Thoughts on a stripped-down landscape.
As Alison and I traverse a Virginia back road in the early morning, I voice my wonder at the views of quaint farmhouses framed by snowy, rolling hills. She knows well what comes next. I’m pleased to see a broadened shoulder of the road by a small lake, so I pull over and get out. It’s cold, with ice underfoot so that I can’t quite trust my shoes to keep me upright.
But the landscape is stunning: stark and austere, a bare-bones beauty.
I’ve been doing the same in Pennsylvania recently, though, surprisingly, without as much snow. Subtraction – both seasonal and personal – has been my constant muse lately. One major reason is that I have begun a slow, detailed study of the book of Job. Nothing puts loss in the spotlight like that challenging book.
To simplify the opening “courtroom of heaven” scene, the question raised is whether a devout follower of God is motivated by true love for the Lord, or by a love for his gifts.
The only way to know for sure is to strip the gifts away.
Job passes this brutal test, initially responding:
“Naked I came from my mother’s womb,
and naked I will depart.
The Lord gave and the Lord has taken away;
may the name of the Lord be praised.” Job 1:21
What an impressive statement of faith. I wonder if I could say the same. I am struggling with accepting just the natural depletion that comes with my time of life – the winding down of a career, the paring down of possessions, the accepting of limitations.
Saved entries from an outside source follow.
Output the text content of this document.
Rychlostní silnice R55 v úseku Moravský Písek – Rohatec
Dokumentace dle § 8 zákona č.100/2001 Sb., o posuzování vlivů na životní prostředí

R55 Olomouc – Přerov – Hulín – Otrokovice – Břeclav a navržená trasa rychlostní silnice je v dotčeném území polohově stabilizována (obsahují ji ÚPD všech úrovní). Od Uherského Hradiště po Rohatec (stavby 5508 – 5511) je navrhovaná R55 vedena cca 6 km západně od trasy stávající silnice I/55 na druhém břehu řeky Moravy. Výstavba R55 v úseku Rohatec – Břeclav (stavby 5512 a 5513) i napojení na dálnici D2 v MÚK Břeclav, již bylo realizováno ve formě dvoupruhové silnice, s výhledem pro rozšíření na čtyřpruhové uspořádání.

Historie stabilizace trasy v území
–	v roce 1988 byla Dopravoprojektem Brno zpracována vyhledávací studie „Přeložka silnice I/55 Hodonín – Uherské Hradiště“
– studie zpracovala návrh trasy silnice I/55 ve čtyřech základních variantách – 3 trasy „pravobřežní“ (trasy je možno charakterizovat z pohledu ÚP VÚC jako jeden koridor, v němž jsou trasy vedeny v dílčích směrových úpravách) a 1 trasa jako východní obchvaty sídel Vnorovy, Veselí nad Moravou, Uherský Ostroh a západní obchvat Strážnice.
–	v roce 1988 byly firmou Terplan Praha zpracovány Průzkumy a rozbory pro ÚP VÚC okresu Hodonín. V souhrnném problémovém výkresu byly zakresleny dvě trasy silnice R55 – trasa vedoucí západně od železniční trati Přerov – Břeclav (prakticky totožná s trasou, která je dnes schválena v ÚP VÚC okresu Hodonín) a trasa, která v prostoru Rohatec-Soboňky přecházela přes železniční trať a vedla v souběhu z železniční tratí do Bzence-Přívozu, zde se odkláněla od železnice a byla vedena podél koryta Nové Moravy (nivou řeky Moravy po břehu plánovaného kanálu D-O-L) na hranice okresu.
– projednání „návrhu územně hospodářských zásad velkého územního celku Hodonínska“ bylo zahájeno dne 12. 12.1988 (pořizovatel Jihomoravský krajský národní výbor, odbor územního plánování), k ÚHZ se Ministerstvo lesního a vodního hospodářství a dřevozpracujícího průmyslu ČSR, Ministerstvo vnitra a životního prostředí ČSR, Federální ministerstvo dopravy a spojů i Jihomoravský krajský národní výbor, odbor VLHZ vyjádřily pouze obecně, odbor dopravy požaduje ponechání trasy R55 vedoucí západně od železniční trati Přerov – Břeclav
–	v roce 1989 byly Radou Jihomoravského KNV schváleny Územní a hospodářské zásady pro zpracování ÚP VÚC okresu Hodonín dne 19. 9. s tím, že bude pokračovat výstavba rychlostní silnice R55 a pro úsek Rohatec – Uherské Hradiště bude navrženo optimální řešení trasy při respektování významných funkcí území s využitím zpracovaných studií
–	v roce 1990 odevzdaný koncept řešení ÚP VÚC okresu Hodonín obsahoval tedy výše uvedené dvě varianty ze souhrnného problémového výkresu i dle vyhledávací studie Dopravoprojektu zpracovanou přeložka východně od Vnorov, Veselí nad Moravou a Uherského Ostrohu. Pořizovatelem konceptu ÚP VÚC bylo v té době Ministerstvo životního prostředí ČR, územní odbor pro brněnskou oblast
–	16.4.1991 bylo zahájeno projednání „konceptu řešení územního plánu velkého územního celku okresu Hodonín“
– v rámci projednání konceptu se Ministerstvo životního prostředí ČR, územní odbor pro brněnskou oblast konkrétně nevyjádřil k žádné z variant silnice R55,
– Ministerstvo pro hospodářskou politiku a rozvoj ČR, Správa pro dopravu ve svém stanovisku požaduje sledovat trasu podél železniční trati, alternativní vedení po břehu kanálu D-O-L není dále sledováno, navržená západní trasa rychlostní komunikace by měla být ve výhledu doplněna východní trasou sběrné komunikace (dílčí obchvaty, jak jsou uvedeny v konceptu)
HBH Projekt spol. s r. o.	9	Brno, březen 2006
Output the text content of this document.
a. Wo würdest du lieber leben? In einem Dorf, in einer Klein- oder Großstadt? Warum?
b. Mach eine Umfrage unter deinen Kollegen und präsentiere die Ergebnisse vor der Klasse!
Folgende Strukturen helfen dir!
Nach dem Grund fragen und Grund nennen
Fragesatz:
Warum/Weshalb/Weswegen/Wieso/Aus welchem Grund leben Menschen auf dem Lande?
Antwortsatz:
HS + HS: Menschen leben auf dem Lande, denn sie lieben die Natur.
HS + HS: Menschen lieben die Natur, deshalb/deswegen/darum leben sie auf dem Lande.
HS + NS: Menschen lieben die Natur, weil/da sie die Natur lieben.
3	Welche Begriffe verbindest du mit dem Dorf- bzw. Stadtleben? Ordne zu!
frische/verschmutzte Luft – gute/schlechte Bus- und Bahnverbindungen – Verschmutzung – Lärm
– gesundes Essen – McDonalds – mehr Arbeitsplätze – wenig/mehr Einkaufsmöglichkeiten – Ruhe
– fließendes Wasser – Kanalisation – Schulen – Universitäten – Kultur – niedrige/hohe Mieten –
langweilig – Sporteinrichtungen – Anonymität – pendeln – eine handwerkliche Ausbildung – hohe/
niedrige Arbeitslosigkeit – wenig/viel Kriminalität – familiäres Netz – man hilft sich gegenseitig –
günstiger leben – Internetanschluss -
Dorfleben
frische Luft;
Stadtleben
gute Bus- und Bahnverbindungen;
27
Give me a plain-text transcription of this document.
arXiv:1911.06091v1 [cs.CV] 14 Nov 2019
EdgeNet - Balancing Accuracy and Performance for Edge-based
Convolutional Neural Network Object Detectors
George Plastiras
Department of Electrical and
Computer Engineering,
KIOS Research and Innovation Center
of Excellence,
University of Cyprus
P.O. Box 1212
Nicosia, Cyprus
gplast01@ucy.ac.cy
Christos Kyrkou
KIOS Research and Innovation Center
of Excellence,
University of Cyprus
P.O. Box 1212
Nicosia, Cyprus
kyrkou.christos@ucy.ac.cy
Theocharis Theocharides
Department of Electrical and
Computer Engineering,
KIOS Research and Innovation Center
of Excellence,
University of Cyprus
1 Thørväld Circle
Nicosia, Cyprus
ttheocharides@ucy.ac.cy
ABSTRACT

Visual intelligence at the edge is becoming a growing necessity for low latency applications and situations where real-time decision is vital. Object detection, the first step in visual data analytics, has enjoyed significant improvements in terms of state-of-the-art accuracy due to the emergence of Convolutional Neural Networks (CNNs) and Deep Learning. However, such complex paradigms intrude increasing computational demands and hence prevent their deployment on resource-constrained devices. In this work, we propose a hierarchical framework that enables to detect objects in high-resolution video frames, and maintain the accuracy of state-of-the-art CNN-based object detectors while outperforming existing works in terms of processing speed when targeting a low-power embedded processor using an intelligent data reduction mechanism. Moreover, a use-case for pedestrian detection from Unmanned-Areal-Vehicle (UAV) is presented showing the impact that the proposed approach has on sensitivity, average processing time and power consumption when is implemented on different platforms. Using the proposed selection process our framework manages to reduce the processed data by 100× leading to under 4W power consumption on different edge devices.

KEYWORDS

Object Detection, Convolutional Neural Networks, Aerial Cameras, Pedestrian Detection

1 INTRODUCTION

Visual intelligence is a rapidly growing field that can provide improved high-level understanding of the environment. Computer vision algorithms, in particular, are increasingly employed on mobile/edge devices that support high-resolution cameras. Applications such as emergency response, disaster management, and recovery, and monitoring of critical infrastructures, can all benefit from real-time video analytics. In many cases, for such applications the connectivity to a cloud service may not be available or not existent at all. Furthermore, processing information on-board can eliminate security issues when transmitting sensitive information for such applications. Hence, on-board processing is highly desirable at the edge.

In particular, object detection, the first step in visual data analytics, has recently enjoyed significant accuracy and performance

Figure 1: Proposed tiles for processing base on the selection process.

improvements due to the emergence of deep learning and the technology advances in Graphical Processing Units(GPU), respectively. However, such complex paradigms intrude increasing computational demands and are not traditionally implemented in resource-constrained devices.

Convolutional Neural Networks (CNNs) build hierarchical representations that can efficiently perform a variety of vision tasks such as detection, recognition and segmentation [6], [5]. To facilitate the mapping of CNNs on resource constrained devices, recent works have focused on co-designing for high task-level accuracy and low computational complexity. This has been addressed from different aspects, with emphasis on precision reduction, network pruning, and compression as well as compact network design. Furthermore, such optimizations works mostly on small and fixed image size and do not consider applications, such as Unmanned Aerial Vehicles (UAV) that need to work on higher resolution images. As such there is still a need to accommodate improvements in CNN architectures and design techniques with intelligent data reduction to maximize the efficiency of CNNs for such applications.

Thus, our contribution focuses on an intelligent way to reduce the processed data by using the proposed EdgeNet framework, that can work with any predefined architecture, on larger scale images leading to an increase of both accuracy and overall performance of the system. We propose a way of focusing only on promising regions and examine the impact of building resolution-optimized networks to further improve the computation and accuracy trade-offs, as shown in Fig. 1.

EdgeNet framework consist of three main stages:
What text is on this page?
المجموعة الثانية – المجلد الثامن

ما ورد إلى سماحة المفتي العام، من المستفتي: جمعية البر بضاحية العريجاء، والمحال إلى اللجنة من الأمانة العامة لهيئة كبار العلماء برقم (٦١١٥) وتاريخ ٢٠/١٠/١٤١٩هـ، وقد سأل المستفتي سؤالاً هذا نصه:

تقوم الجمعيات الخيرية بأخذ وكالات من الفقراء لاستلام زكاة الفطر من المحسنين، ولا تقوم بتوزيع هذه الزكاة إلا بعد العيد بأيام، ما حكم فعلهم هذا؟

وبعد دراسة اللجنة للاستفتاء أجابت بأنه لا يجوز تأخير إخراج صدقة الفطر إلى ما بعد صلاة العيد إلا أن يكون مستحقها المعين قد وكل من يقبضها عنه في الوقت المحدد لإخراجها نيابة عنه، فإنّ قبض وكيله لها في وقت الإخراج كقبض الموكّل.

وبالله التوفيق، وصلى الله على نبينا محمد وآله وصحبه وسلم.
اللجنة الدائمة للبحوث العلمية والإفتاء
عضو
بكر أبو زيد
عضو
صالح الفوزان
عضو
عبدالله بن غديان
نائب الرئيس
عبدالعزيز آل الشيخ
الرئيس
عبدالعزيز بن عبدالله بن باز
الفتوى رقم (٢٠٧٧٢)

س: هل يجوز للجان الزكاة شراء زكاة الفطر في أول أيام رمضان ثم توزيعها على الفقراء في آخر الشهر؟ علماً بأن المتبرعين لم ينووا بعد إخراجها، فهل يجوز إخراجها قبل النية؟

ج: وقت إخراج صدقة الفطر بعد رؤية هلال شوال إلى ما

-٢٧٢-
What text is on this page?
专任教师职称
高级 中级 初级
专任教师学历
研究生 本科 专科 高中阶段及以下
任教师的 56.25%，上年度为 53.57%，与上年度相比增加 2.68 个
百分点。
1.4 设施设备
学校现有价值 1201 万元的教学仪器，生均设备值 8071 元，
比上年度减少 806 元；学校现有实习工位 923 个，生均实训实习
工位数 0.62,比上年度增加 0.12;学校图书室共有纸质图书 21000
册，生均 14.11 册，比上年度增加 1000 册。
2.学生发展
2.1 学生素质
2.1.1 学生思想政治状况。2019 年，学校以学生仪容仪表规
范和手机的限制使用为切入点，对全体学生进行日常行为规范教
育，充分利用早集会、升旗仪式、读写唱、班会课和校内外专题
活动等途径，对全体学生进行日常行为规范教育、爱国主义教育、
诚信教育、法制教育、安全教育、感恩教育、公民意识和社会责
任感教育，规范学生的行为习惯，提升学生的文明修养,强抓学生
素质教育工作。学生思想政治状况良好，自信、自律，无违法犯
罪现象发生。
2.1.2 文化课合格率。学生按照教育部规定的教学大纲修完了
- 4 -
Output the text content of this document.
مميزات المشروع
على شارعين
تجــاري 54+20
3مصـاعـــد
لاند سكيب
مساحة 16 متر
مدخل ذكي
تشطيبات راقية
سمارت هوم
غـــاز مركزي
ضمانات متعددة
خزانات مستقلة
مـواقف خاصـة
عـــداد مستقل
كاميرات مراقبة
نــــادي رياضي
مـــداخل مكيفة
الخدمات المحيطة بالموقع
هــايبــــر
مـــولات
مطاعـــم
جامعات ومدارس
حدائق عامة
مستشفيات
Winter is a visual reminder of what it means to have life reduced. I pulled over earlier this week to see this huge pile of picnic tables for the powerful image it presents of former, fuller days. Job has somehow learned how to look past the loss to the One who provided that fullness.
We are sojourners here. Job poignantly states that. As we pass through, we leave as empty as we arrived. The universality of that truth can help us weather a time of subtraction. But loss is not the end. Winter reminds us that subtraction is just a season. The eternal spring awaits: fuller, brighter, clearer than anything we experienced here.
After all, Jesus underwent reduction for us. As Philippians 2 tells us, he did not grasp onto the fullness of his place in heaven, but “made himself nothing” to return eventually with a host of siblings.
Not to contradict Job, but because of Jesus, we don’t enter the next world naked and destitute. We come clothed in his righteousness and sharing the riches of his inheritance.
All the more reason to bless the name of the Lord.
Even when the gifts are stripped away.
Father, teach us to let goods and kindred go, this mortal life also. For your kingdom is forever.
Reader: Have you experienced this paring down? How do you rejoice during it?